De partijen worden hierna Aegon en [ geïntimeerde ] genoemd.
1. Het geding in hoger beroep
Bij dagvaarding van 27 april 2012 is Aegon in hoger beroep gekomen van een vonnis van de ¬rechtbank Alkmaar van 1 februari 2012, in deze zaak onder zaak-/rolnum¬mer 124869 / 10-1077 gewezen tussen haar als gedaagde en [ geïntimeerde ] als eiseres. De dagvaarding bevat de grieven.

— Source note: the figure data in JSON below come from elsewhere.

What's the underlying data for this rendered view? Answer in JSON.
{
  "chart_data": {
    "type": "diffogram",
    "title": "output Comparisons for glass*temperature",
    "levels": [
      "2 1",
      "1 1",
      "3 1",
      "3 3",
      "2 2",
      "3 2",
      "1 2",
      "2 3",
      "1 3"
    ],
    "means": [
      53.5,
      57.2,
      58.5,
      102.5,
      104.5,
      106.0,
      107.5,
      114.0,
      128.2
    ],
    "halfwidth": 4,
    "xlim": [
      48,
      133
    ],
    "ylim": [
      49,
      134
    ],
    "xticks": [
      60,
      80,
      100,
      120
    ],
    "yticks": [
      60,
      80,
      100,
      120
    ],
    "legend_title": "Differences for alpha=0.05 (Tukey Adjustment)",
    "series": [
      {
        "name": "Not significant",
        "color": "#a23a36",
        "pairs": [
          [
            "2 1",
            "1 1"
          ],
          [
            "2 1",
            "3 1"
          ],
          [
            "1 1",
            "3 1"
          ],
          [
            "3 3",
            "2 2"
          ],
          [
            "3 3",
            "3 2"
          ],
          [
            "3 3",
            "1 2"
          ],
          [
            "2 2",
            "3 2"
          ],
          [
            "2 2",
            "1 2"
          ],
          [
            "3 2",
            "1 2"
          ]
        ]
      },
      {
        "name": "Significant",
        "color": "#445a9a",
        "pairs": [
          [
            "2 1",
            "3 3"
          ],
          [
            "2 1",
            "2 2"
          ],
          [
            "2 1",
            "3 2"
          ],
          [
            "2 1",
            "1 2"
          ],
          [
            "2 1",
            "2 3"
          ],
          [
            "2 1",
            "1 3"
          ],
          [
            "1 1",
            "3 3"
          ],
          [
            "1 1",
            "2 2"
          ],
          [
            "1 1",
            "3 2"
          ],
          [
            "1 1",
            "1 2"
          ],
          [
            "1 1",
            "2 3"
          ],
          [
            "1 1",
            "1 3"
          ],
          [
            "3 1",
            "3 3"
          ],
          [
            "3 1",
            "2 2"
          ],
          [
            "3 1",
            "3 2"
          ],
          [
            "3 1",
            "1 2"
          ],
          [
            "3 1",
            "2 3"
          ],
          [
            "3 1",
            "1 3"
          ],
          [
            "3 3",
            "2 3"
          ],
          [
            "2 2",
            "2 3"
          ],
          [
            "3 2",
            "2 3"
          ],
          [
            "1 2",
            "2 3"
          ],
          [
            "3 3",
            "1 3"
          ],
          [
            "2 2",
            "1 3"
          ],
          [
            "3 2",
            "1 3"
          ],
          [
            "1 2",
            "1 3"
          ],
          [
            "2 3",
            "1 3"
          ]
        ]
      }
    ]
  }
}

Aegon heeft op de rolzitting van 15 mei 2012 overeenkomstig de dagvaarding vijf grieven tegen het vonnis waarvan beroep aangevoerd, bewijs aangeboden en geconcludeerd dat het hof bij arrest het vonnis geheel, dan wel gedeeltelijk zal vernietigen en onder meer over zal gaan tot benoeming van een arbeidsdeskundige tot vaststelling van de schadepost verlies aan arbeidsvermogen, althans het onderzoek van de reeds benoemde arbeidsdeskundige met betrekking tot deze schadepost zal uitbreiden, met veroordeling van [ geïntimeerde ] in de kosten van het geding in beide instanties, vermeerderd met nakosten en wettelijke rente.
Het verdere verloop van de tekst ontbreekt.